The clown who helped popularize TV watching also had to deal with his dark side

By Stephen M. Silverman
February 12, 2014 03:15 PM

Sid Caesar, the deft side-splitter who helped establish the new medium of television as he also established himself as a comedy legend, has died. He was 91.

“He had not been well for a while. He was getting weak,” family spokesman Eddy Friedfeld told the Associated Press.

With a deceptively simple philosophy of humor – “I don’t take myself too seriously,” he told PEOPLE in 1989. “I just laugh at myself a lot and call myself a dummy” – Isaac Sidney Caesar had been eliciting laughs since the Great Depression, when he mimicked the accents of customers who came into his Russian-Jewish parents’ luncheonette in his native Yonkers, N.Y.

Trained as a teenage saxophonist in the Catskill Mountains’ “Borscht Belt” (so named because the beet soup was a favorite among immigrant and first-generation American resort patrons), Caesar also honed his comic craft as a Catskills tummler, a sort of on-premises master emcee who kept the hard-to-please guests entertained throughout the day.

It was also in the Catskills that he met Florence Levy, whose uncle owned the hotel where Caesar worked, the Avon Lodge. They both said it was love at sight.

“I was in my last year at Hunter College; we were still dating when Sid went into the service, the Coast Guard,” Florence Caesar told the couple’s local paper, the Toluca Times, in Toluca Lake, Calif., in 2009.

“Luckily he was stationed in New York so we were able to continue seeing each other, even though my parents weren’t too happy about it,” she said. “They never thought he would amount to anything, that he’d never have a real career or make any money. But we were married one year after we met, in July of 1943.”

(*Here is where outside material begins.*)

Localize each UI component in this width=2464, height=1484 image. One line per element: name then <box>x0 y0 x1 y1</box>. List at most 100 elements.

They not only stayed married for nearly seven decades, but had three loving children: two daughters and a son, Michele, Karen and Rick. They survive him. Florence Caesar died in 2010.

A Legend Is Formed

During World War II, Caesar also made a professional marriage, with the director of the showbiz revue Tars and Spars: Max Liebman, who after the war would end up producing Caesar’s TV show.

To say Caesar caused a sensation on TV is to understate the case. For eight years, beginning in 1950, he delighted America each week with a crazy salad of skits, pantomime and gentle satire. Your Show of Shows, which Caesar helped script, produced such stellar comedy writers as Larry Gelbart, Carl Reiner, Mel Brooks, Woody Allen and Neil Simon and also made a star out of his madcap sidekick, the incomparable Imogene Coca.

Yet the weekly grind took its toll. Overwhelmed by his early success, Caesar turned to drink and barbiturates. “I didn’t unwind,” he told PEOPLE in 1982. “I unraveled.” His show suffered, was ultimately canceled, and Caesar – a self-described “violent drunk” – was never able to recapture his former glory.

“I went to a psychiatrist for 20 years and kept asking, ‘What am I trying to punish myself for?’ ” he later told PEOPLE. “I never found out. Finally I said, ‘I don’t care.’ ”

With support from his family, he managed to reclaim his life. Staying clean and becoming a health fanatic, he spent his many remaining years popping up in a handful of movies (including It’s a Mad, Mad, Mad, Mad World, as an accident-prone dentist, and Grease, as the track coach) and TV shows and lecturing on a subject he knew best – comedy.

But as he grew older, and grew sober, he also became an expert on another great subject: Sid Caesar.

“I’m really, truly making it,” he told PEOPLE when he turned 60. “It doesn’t come in a flash but a little bit every day. I still need the Sidney part of me; he’s funny, he jumps around, he has crazy ideas. But then the other me, Sid, comes in and says, ‘That’s enough, Sidney, I’m too punched out and I’m tired of being depressed.’ Sid’s the one who keeps Sidney in line.”